Namanya Jenny, usianya seperempat abad. Rambut adalah mahkota, itu
adalah benar, lihat saja rambut Jenny, kalian terpukau bukan? Rambutnya tak
pernah berganti model, hanya panjang, hitam dan lurus, rambutnya tak pernah diikat,
selalu tergerai memesona. Ah, tangan nakal lelaki seringkali tak kuat ingin
menyentuhnya.
Jenny, nyatanya tak hanya rambutnya yang indah, lihat tatapan
matanya yang teduh, lihat bibirnya ketika ia berbicara, bibirnya yang merah
jambu bahkan selalu bertutur manis.
Ada yang unik dari sosoknya. Ia suka mengoleksi barang yang
berkaitan erat dengan rambut. Kalian tahu kan itu apa? Sisir! Ya, ratusan sisir
menghiasi meja riasnya.
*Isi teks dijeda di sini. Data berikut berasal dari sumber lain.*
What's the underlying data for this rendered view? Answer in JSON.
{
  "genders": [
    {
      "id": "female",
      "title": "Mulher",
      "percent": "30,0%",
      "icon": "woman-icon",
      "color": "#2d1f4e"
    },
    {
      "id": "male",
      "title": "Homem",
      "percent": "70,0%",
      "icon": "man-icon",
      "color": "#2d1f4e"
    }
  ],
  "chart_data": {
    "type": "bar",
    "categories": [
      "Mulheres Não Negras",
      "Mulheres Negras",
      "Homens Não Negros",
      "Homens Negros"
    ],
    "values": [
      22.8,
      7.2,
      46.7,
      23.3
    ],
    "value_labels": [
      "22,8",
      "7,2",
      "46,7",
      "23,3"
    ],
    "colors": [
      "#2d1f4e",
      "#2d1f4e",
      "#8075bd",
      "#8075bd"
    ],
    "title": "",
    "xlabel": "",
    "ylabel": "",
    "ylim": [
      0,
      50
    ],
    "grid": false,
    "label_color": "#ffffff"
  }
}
Berbagai jenis warna dan bentuk yang unik membuat siapa
yang melihatnya berteriak, "lucunyaaa.." dan tentunya ingin
memilikinya.
Namun beberapa bulan belakangan Jenny mulai tak suka mengoleksi
sisir, bukan karena sudah tak menemukan lagi bentuk sisir yang lucu, bukan pula
karena tak ada lagi wadah yang mau menyimpan sekelompok sisir itu.
Sisir-sisir cantik tersebut kini jadi milik adiknya, yang juga
berambut panjang. “Ambillah, aku sudah tak butuh benda ini lagi.”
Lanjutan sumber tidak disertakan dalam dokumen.